A ruling by the U.S. Court of Appeals for the Federal Circuit in Washington, D.C., involving a client represented by Detroit-based Honigman, will have an impact on future patentees across the country. Last week, the court determined that the U.S Patent and Trademark Office incorrectly interpreted the “B period” section of the patent term adjustment statute.
In the world of intellectual property rights, a patent’s term begins the day the application is filed and continues for 20 years. This term can be extended, using the PTA, in the case that the USPTO does not meet certain requirements during the patent’s application process, such as the “guarantee of no more than three-year application pendency.” However, up until last week, patentees who submitted a request for continued examination — a mechanism to submit changes to a patent after the original is rejected — lost their rights to PTA.

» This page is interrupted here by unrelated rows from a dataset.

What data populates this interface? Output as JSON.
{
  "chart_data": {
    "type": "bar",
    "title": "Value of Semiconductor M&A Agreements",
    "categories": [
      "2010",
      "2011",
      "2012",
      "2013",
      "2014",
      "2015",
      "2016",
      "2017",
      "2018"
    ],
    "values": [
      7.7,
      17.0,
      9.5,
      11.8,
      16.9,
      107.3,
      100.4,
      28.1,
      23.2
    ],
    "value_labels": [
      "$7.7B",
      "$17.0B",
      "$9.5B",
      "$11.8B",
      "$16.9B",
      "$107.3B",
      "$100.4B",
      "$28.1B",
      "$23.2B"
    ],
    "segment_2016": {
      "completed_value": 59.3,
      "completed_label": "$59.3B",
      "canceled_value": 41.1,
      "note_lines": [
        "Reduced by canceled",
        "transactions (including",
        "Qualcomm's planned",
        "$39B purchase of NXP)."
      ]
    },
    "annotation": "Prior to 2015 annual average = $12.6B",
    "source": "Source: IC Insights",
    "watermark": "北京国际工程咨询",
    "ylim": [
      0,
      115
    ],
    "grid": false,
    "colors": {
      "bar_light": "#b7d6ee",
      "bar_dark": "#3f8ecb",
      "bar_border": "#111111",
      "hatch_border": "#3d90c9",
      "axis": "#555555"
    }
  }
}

“The patent office came up with this rule that said, “If you file an RCE at any time, we’re not going to give you any more patent term adjustment,” says J. Michael Huget, an attorney at Honigman, which represented Exelixis, a San Francisco-based drug discovery company. “You could file an RCE two years and six months into the application process and you wouldn’t get any more — what we call — ‘B Delay.’ Meaning that your three-year guarantee was gone.”
There were two patents for cancer treatments involved in Exelixis’ case, Huget says, noting that due to delays at the Patent Office, the company lost a total of 152 days on one patent and 98 days for the other.

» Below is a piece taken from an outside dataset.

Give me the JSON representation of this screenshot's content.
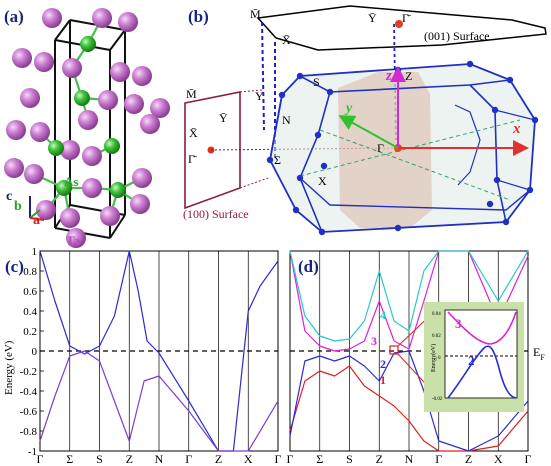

During an oral hearing before the Federal Circuit in November, Honigman argued that the correct interpretation of the PTA statute is that time consumed by an RCE does not count towards the three-year deadline for patent application pendency. Rather, the “time consumed by continued examination” includes only the time from the filing of the RCE until the Notice of Allowance.
Huget says that the decision will benefit patents in which the value of the invention remains, or is even amplified, towards the end of the patent term. “Pharmaceutical patents may have a lot of value at the end of their (patent term). This wasn’t involving Lipitor, but to use it as an example, if you lost 180 days on a billion-dollar-a-year drug, that’s a lot of money,” he says.